The reticulated giraffe’s Kenyan cousin is the Masai giraffe – also found in Tanzania – that’s identifiable by its coat’s fuzzy-edged spots which resemble oak leaves. An individual giraffe’s unique fur markings are equivalent to a human fingerprint. ‘Recognising giraffes by their patterns allows scientists to learn about births and deaths, movements, social structure and health,’ Bond says.

In 2011, she co-founded Wild Nature Institute’s Masai Giraffe Project: the single largest global study of giraffe survival and reproduction. ‘We’re monitoring more than 4,000 individual giraffes [in Tanzania’s Tarangire and Serengeti-Ngorongoro ecosystems and Arusha National Park] throughout their lifetimes without ever having to capture individuals, which is expensive, potentially dangerous and can alter the animals’ behaviours,’ Monica says. Technology has been pivotal to the project’s ongoing research. Specially-created computer software IDs the unique fur markings of thousands of giraffes which the team photograph on the same network of dirt roads, six times a year.

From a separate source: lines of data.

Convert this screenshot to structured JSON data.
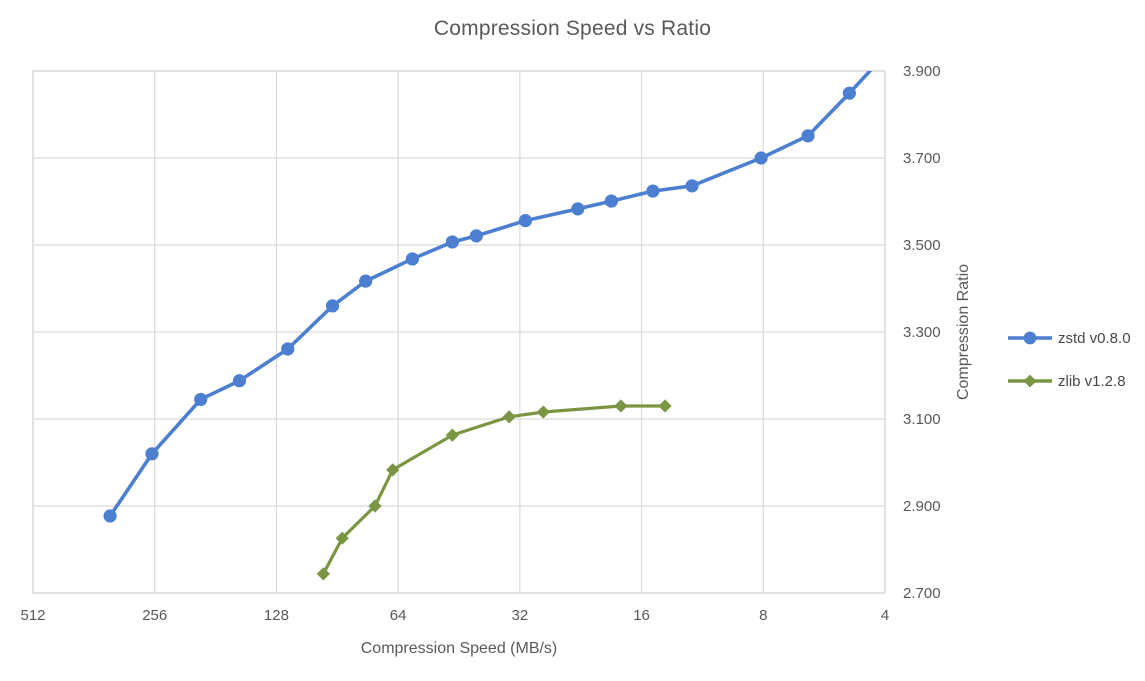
{
  "chart_data": {
    "type": "line",
    "title": "Compression Speed vs Ratio",
    "xlabel": "Compression Speed (MB/s)",
    "ylabel": "Compression Ratio",
    "x_scale": "log2-reversed",
    "xlim": [
      512,
      4
    ],
    "ylim": [
      2.7,
      3.9
    ],
    "grid": true,
    "legend_position": "right-middle",
    "x_ticks": [
      {
        "label": "512",
        "value": 512
      },
      {
        "label": "256",
        "value": 256
      },
      {
        "label": "128",
        "value": 128
      },
      {
        "label": "64",
        "value": 64
      },
      {
        "label": "32",
        "value": 32
      },
      {
        "label": "16",
        "value": 16
      },
      {
        "label": "8",
        "value": 8
      },
      {
        "label": "4",
        "value": 4
      }
    ],
    "y_ticks": [
      {
        "label": "3.900",
        "value": 3.9
      },
      {
        "label": "3.700",
        "value": 3.7
      },
      {
        "label": "3.500",
        "value": 3.5
      },
      {
        "label": "3.300",
        "value": 3.3
      },
      {
        "label": "3.100",
        "value": 3.1
      },
      {
        "label": "2.900",
        "value": 2.9
      },
      {
        "label": "2.700",
        "value": 2.7
      }
    ],
    "colors": {
      "gridline": "#D9D9D9",
      "plot_border": "#D9D9D9",
      "axis_text": "#595959",
      "title_text": "#595959"
    },
    "series": [
      {
        "name": "zstd v0.8.0",
        "color": "#4C7FD0",
        "marker": "circle",
        "points": [
          [
            330,
            2.877
          ],
          [
            260,
            3.02
          ],
          [
            197,
            3.145
          ],
          [
            158,
            3.188
          ],
          [
            120,
            3.261
          ],
          [
            93,
            3.36
          ],
          [
            77,
            3.417
          ],
          [
            59,
            3.468
          ],
          [
            47,
            3.507
          ],
          [
            41,
            3.521
          ],
          [
            31,
            3.556
          ],
          [
            23,
            3.583
          ],
          [
            19,
            3.601
          ],
          [
            15,
            3.624
          ],
          [
            12,
            3.636
          ],
          [
            8.1,
            3.7
          ],
          [
            6.2,
            3.751
          ],
          [
            4.9,
            3.849
          ],
          [
            3.8,
            3.96
          ]
        ]
      },
      {
        "name": "zlib v1.2.8",
        "color": "#7A9642",
        "marker": "diamond",
        "points": [
          [
            98,
            2.744
          ],
          [
            88,
            2.826
          ],
          [
            73,
            2.9
          ],
          [
            66,
            2.983
          ],
          [
            47,
            3.063
          ],
          [
            34,
            3.105
          ],
          [
            28,
            3.116
          ],
          [
            18,
            3.13
          ],
          [
            14,
            3.13
          ]
        ]
      }
    ]
  }
}
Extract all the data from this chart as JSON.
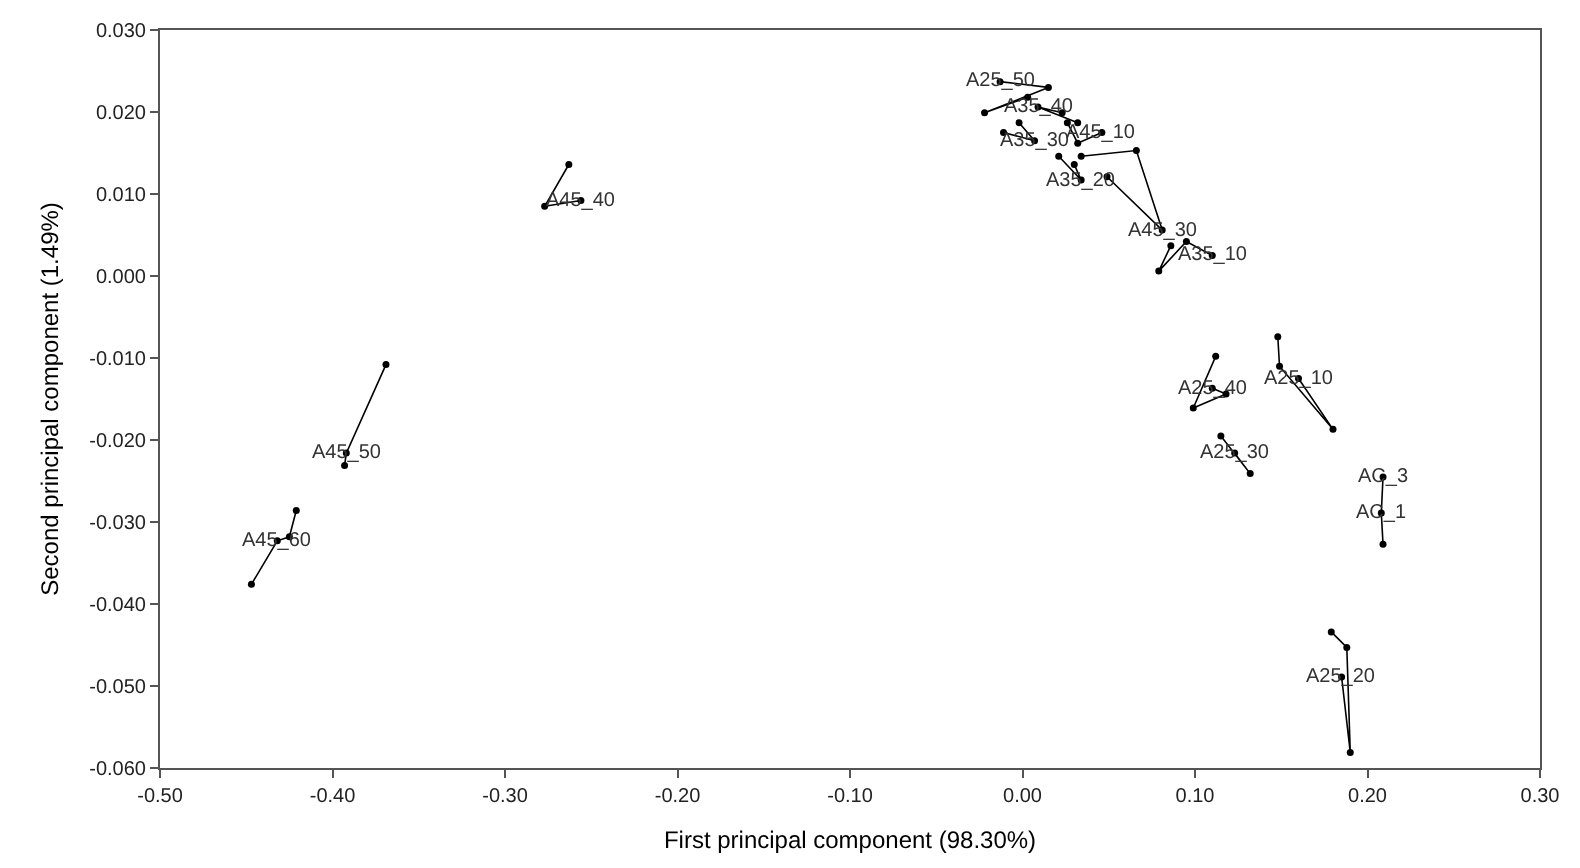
{
  "chart_data": {
    "type": "scatter",
    "xlabel": "First principal component (98.30%)",
    "ylabel": "Second principal component (1.49%)",
    "xlim": [
      -0.5,
      0.3
    ],
    "xticks": [
      {
        "value": -0.5,
        "label": "-0.50"
      },
      {
        "value": -0.4,
        "label": "-0.40"
      },
      {
        "value": -0.3,
        "label": "-0.30"
      },
      {
        "value": -0.2,
        "label": "-0.20"
      },
      {
        "value": -0.1,
        "label": "-0.10"
      },
      {
        "value": 0,
        "label": "0.00"
      },
      {
        "value": 0.1,
        "label": "0.10"
      },
      {
        "value": 0.2,
        "label": "0.20"
      },
      {
        "value": 0.3,
        "label": "0.30"
      }
    ],
    "ylim": [
      -0.06,
      0.03
    ],
    "yticks": [
      {
        "value": 0.03,
        "label": "0.030"
      },
      {
        "value": 0.02,
        "label": "0.020"
      },
      {
        "value": 0.01,
        "label": "0.010"
      },
      {
        "value": 0,
        "label": "0.000"
      },
      {
        "value": -0.01,
        "label": "-0.010"
      },
      {
        "value": -0.02,
        "label": "-0.020"
      },
      {
        "value": -0.03,
        "label": "-0.030"
      },
      {
        "value": -0.04,
        "label": "-0.040"
      },
      {
        "value": -0.05,
        "label": "-0.050"
      },
      {
        "value": -0.06,
        "label": "-0.060"
      }
    ],
    "grid": false,
    "marker": "circle",
    "line_style": "solid",
    "series": [
      {
        "color": "#000000",
        "x": [
          -0.421,
          -0.425,
          -0.432,
          -0.447
        ],
        "values": [
          -0.0286,
          -0.0318,
          -0.0323,
          -0.0376
        ]
      },
      {
        "color": "#000000",
        "x": [
          -0.369,
          -0.392,
          -0.393
        ],
        "values": [
          -0.0108,
          -0.0216,
          -0.0231
        ]
      },
      {
        "color": "#000000",
        "x": [
          -0.263,
          -0.277,
          -0.256
        ],
        "values": [
          0.0136,
          0.0085,
          0.0092
        ]
      },
      {
        "color": "#000000",
        "x": [
          0.112,
          0.099,
          0.118,
          0.11
        ],
        "values": [
          -0.0098,
          -0.0161,
          -0.0144,
          -0.0137
        ]
      },
      {
        "color": "#000000",
        "x": [
          0.148,
          0.149,
          0.18,
          0.16
        ],
        "values": [
          -0.0074,
          -0.011,
          -0.0187,
          -0.0125
        ]
      },
      {
        "color": "#000000",
        "x": [
          0.115,
          0.132,
          0.123
        ],
        "values": [
          -0.0195,
          -0.0241,
          -0.0216
        ]
      },
      {
        "color": "#000000",
        "x": [
          0.209,
          0.208,
          0.209
        ],
        "values": [
          -0.0245,
          -0.0289,
          -0.0327
        ]
      },
      {
        "color": "#000000",
        "x": [
          0.179,
          0.188,
          0.19,
          0.185
        ],
        "values": [
          -0.0434,
          -0.0453,
          -0.0581,
          -0.0489
        ]
      },
      {
        "color": "#000000",
        "x": [
          -0.013,
          0.015,
          -0.022,
          0.003
        ],
        "values": [
          0.0237,
          0.023,
          0.0199,
          0.0218
        ]
      },
      {
        "color": "#000000",
        "x": [
          0.023,
          0.009,
          0.032
        ],
        "values": [
          0.0199,
          0.0206,
          0.0187
        ]
      },
      {
        "color": "#000000",
        "x": [
          -0.011,
          0.007,
          -0.002
        ],
        "values": [
          0.0175,
          0.0165,
          0.0187
        ]
      },
      {
        "color": "#000000",
        "x": [
          0.046,
          0.032,
          0.026
        ],
        "values": [
          0.0175,
          0.0162,
          0.0187
        ]
      },
      {
        "color": "#000000",
        "x": [
          0.03,
          0.034,
          0.021
        ],
        "values": [
          0.0136,
          0.0117,
          0.0146
        ]
      },
      {
        "color": "#000000",
        "x": [
          0.034,
          0.066,
          0.081,
          0.049
        ],
        "values": [
          0.0146,
          0.0153,
          0.0056,
          0.0121
        ]
      },
      {
        "color": "#000000",
        "x": [
          0.086,
          0.079,
          0.095,
          0.11
        ],
        "values": [
          0.0037,
          0.0006,
          0.0042,
          0.0025
        ]
      }
    ],
    "annotations": [
      {
        "text": "A45_60",
        "x": -0.432,
        "y": -0.0323
      },
      {
        "text": "A45_50",
        "x": -0.392,
        "y": -0.0216
      },
      {
        "text": "A45_40",
        "x": -0.256,
        "y": 0.0092
      },
      {
        "text": "A25_40",
        "x": 0.11,
        "y": -0.0137
      },
      {
        "text": "A25_10",
        "x": 0.16,
        "y": -0.0125
      },
      {
        "text": "A25_30",
        "x": 0.123,
        "y": -0.0216
      },
      {
        "text": "AC_3",
        "x": 0.209,
        "y": -0.0245
      },
      {
        "text": "AC_1",
        "x": 0.208,
        "y": -0.0289
      },
      {
        "text": "A25_20",
        "x": 0.185,
        "y": -0.0489
      },
      {
        "text": "A25_50",
        "x": -0.013,
        "y": 0.0237
      },
      {
        "text": "A35_40",
        "x": 0.009,
        "y": 0.0206
      },
      {
        "text": "A35_30",
        "x": 0.007,
        "y": 0.0165
      },
      {
        "text": "A45_10",
        "x": 0.046,
        "y": 0.0175
      },
      {
        "text": "A35_20",
        "x": 0.034,
        "y": 0.0117
      },
      {
        "text": "A45_30",
        "x": 0.081,
        "y": 0.0056
      },
      {
        "text": "A35_10",
        "x": 0.11,
        "y": 0.0025
      }
    ]
  }
}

Tackling Endangerment with Embryos

Remarkably, it wasn’t until recent history that these social, long-lived megafauna were reclassified into four (versus one) distinct species: Masai, northern, reticulated and southern. ‘Although superficially seeming the same, differences between the four species of giraffe is comparable to the difference between a brown bear and a polar bear or between a wolf and coyote,’ zoologist and Save the Giraffes President Jason Pootoolal says. ‘Having a more accurate picture of giraffe populations based on species allows us to communicate the urgency we are facing in saving the giraffe,’ he adds. 

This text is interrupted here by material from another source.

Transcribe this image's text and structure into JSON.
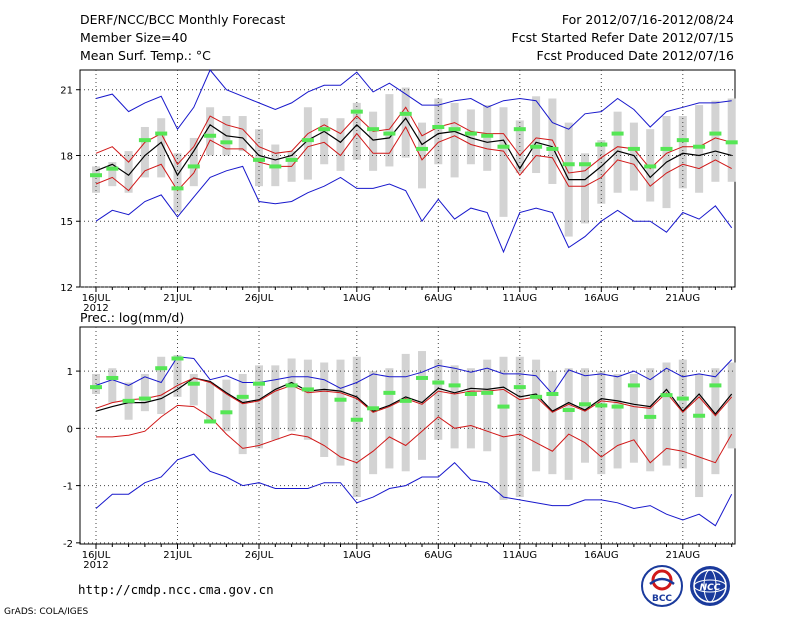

Save The Giraffes and an international team of scientists safely immobilize a wild giraffe while conducting medical treatment and research. Giraffes are endangered, and the team is using IVF science to reverse their decline, accomplishing first time feats including the preservation of collected wild giraffe sperm and sexing of collected semen; preserving and maturing female giraffe eggs and producing the first artificial fertilized, matured and preserved giraffe embryo.

Restoring genetic diversity in declining giraffe populations will also play a big part in keeping these living lookout towers roaming Africa’s plains for the foreseeable. Hopes are pinned on the world’s first giraffe embryo transfer, that’s on track to happen this year. Almost two decades in the making, the scientific breakthrough in giraffe reproduction began with the capture and collaring of twenty giraffes in South Africa’s Northern Cape; a challenging undertaking involving tranquilisers and helicopters.

‘[During the project’s initial phase] we successfully collected semen from wild giraffes for the first time,’ Save the Giraffe’s Director of Veterinary Care and Research Programs Dr. Stephen Momberg says. ‘We recognised that assisted reproduction – and the science behind it – would not only deepen our understanding of giraffe physiology but also benefit the species in the long term.’ He continues, ‘the more we understand about a species and the habitat it depends on, the better equipped we are to protect it, not only now, but for future generations.’